AcademyHealth Statement on House Labor, Health and Human Services, Education and Related Agencies FY 2017 Spending Bill
For Immediate Release:
July 6, 2016
The following is a statement from Lisa Simpson, M.B, B.Ch., president and CEO of AcademyHealth.
"AcademyHealth is pleased to see that for the first time in four years, the draft House Subcommittee on Labor, Health and Human Services, Education and Related Agencies spending bill appropriates funding for the Agency for Healthcare Research and Quality (AHRQ) – a critical component of the nation’s investment in health research and whose work ensures health care is safe, efficient and affordable.
"Unfortunately, the House, like the Senate, is proposing cuts for AHRQ which would be devastating to that role. As written, the bill would hamper our ability to improve health and health care for millions of Americans by cutting AHRQ by just under $54 million (16 percent), bringing its discretionary budget to about $280 million; decimating funding for the Center for Medicare and Medicaid Innovation (CMMI); rescinding significant funding for the Patient-Centered Outcomes Research (PCOR) Trust Fund – further deepening AHRQ’s cuts; and prohibiting funding for any patient-centered outcomes research with appropriated dollars across the entire Department of Health and Human Services (HHS).
"Taken together these cuts would be a significant blow to federally funded health services research and our ability to fund research that delivers information on how different interventions work for different patients in different settings. They will make it harder for health care delivery organizations, policymakers, and the people they serve to make informed choices about how to get the best, safest care while addressing costs and protecting patient safety.

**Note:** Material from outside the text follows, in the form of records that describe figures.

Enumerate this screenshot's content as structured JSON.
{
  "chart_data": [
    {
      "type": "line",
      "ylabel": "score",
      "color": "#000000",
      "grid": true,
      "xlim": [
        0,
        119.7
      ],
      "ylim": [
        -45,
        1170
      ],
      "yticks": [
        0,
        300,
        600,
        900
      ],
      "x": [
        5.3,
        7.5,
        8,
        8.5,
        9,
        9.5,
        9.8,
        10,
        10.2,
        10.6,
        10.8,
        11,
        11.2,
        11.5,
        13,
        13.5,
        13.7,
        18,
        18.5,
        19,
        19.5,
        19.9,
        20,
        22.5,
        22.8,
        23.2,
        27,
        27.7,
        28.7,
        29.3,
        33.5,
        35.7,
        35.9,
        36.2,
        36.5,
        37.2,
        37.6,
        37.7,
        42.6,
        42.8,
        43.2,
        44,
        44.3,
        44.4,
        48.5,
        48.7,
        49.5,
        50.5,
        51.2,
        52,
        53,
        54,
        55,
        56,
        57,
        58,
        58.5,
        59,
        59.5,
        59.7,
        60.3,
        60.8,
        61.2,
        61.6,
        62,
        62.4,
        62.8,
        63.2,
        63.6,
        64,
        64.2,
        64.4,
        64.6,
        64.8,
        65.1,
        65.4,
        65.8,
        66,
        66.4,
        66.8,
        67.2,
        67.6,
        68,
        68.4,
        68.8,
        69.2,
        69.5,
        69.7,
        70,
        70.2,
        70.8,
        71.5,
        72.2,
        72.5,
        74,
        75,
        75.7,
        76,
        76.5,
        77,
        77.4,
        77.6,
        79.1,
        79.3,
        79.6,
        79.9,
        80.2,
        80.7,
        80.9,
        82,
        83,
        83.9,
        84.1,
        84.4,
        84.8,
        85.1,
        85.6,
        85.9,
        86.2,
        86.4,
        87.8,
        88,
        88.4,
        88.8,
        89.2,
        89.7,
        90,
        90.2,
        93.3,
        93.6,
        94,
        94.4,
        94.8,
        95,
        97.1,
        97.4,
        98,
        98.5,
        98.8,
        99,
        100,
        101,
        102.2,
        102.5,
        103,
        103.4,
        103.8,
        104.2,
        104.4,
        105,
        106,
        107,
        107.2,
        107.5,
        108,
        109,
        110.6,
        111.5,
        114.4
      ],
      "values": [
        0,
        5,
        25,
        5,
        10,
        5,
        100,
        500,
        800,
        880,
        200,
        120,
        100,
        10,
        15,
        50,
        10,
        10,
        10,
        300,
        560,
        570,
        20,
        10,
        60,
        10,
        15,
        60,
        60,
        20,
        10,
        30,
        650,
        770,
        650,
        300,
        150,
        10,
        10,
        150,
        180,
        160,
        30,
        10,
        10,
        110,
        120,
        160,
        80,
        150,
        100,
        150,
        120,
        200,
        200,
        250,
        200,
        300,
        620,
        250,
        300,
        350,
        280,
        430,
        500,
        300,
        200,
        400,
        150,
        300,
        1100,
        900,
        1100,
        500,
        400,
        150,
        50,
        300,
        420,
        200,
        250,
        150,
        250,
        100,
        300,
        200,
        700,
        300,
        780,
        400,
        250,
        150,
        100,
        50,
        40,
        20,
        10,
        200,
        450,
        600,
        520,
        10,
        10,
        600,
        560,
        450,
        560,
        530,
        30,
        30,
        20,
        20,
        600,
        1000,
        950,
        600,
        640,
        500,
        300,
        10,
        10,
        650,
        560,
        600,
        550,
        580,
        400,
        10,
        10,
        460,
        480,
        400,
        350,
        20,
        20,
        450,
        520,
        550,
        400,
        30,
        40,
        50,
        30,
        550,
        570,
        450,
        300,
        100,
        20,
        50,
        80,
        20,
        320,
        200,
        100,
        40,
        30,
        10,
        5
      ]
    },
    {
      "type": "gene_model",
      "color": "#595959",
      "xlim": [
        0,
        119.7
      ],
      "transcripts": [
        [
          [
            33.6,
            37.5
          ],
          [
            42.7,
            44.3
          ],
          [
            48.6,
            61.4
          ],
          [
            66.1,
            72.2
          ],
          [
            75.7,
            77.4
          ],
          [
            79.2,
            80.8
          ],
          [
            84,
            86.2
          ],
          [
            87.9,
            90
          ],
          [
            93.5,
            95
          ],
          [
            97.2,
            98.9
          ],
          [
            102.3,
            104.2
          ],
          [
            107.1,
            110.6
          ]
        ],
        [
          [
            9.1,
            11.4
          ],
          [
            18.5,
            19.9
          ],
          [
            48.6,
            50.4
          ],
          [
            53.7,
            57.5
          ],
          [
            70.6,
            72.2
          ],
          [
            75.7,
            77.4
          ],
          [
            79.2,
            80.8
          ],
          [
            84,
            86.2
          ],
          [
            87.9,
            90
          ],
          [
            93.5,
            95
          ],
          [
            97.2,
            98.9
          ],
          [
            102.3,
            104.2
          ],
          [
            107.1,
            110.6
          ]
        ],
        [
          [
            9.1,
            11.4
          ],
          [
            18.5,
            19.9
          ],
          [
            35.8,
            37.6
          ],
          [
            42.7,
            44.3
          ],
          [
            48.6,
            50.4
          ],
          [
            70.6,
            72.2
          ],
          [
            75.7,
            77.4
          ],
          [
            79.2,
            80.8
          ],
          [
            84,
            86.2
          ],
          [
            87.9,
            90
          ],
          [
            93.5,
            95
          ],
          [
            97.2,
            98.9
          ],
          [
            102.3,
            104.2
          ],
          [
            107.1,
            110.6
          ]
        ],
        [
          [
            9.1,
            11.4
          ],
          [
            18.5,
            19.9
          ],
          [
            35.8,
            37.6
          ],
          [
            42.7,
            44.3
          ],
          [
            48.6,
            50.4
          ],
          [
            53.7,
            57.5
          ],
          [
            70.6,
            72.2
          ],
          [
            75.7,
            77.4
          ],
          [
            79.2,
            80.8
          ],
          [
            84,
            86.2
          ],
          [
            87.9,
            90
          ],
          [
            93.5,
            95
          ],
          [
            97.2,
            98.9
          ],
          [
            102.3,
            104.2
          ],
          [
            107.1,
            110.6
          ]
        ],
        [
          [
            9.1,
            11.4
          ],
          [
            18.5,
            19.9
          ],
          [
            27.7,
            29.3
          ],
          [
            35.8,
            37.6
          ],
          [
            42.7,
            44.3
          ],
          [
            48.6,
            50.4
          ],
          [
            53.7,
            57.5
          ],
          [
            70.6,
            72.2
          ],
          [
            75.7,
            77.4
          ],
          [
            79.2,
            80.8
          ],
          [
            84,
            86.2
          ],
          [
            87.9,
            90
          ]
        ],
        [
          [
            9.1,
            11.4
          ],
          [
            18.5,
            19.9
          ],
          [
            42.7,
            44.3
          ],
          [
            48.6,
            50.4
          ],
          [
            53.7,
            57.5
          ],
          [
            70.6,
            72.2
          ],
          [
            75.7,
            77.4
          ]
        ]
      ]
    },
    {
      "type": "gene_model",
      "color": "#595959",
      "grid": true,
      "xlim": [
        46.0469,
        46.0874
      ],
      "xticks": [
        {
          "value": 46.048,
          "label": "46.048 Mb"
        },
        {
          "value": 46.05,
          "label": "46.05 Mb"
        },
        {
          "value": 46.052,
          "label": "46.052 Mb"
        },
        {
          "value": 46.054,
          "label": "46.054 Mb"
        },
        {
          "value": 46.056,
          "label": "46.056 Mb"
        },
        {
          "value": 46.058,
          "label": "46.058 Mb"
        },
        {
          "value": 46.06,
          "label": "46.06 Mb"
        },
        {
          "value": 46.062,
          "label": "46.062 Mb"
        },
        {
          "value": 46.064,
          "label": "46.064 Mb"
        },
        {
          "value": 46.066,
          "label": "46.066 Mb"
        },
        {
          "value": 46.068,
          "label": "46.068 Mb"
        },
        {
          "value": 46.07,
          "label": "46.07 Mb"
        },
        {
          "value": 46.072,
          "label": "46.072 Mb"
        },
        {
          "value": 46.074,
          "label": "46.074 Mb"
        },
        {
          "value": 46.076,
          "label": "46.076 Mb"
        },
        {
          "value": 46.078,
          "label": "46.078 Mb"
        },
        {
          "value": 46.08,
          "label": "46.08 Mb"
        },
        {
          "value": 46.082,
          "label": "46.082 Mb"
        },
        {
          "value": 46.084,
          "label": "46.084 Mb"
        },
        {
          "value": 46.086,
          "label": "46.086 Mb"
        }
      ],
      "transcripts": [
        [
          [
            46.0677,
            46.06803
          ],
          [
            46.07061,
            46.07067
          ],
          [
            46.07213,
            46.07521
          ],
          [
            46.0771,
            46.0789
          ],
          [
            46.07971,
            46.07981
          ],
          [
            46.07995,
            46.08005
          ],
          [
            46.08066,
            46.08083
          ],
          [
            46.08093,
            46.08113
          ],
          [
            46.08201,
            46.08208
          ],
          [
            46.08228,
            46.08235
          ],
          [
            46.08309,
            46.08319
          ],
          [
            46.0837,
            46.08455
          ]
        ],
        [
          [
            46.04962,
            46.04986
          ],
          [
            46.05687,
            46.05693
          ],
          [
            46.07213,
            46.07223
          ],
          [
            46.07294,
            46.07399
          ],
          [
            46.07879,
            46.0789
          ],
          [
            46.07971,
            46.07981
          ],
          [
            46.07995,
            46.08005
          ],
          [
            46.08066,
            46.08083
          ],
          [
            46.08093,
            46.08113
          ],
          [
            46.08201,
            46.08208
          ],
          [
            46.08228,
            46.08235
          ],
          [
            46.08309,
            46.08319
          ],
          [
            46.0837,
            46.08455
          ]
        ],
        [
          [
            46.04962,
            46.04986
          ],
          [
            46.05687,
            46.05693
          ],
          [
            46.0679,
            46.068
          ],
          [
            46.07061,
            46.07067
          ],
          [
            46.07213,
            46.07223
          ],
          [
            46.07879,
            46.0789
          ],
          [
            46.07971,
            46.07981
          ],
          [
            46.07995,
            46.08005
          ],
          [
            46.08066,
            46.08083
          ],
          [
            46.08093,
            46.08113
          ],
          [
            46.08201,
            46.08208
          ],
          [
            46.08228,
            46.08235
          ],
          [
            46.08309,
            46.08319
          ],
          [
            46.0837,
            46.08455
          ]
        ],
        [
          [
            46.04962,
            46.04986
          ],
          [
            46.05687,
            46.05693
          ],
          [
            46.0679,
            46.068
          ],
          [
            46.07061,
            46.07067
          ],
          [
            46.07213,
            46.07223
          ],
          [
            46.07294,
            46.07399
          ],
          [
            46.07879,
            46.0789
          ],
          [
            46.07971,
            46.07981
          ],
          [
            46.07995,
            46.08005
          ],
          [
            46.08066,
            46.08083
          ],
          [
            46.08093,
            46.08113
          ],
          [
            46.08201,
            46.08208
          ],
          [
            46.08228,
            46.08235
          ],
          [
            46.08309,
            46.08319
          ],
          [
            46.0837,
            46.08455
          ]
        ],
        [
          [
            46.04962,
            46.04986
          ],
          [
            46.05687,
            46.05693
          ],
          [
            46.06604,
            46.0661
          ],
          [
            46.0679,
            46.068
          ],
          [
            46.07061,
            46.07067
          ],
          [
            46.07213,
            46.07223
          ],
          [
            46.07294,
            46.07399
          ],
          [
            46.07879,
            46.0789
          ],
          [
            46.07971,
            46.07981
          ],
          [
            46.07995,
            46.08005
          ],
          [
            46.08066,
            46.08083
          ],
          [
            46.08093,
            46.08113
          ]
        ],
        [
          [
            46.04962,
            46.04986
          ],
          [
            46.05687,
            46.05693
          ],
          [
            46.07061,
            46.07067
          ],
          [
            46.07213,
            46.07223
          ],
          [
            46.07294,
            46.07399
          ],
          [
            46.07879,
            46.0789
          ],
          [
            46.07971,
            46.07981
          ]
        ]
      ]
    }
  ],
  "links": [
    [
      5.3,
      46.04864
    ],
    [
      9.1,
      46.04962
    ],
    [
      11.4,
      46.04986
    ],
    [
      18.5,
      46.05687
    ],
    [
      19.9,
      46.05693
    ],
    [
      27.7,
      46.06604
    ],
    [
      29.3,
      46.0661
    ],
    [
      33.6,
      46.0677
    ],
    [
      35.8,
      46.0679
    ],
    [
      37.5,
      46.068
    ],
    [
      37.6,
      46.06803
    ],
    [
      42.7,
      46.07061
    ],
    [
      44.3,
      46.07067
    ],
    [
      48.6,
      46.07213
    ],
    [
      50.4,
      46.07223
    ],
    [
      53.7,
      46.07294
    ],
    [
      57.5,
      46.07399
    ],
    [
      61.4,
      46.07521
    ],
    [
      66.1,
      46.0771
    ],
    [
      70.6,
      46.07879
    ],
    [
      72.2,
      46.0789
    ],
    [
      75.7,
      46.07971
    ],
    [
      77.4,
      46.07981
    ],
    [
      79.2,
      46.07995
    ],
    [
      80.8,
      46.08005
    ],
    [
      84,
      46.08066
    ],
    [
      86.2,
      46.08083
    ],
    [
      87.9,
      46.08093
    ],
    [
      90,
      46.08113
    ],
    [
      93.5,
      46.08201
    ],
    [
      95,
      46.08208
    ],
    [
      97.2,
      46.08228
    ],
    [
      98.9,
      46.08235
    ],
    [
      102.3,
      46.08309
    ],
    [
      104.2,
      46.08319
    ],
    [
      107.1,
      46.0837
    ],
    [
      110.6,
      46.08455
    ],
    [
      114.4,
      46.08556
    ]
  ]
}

"As an advocate for the health services and policy research community and all the users of their findings in the public and private sectors, AcademyHealth is extremely disappointed with the proposed funding level for AHRQ and strongly opposed to the cuts at CMMI, the claw back of the PCOR Trust Fund, and the prohibition on discretionary funding for PCOR more generally. While we recognize that Congress is under extreme pressure to fund competing priorities whilst doing its best to keep the federal budget in check—reducing our ability to make health care safer, less complex and less costly is simply the wrong decision."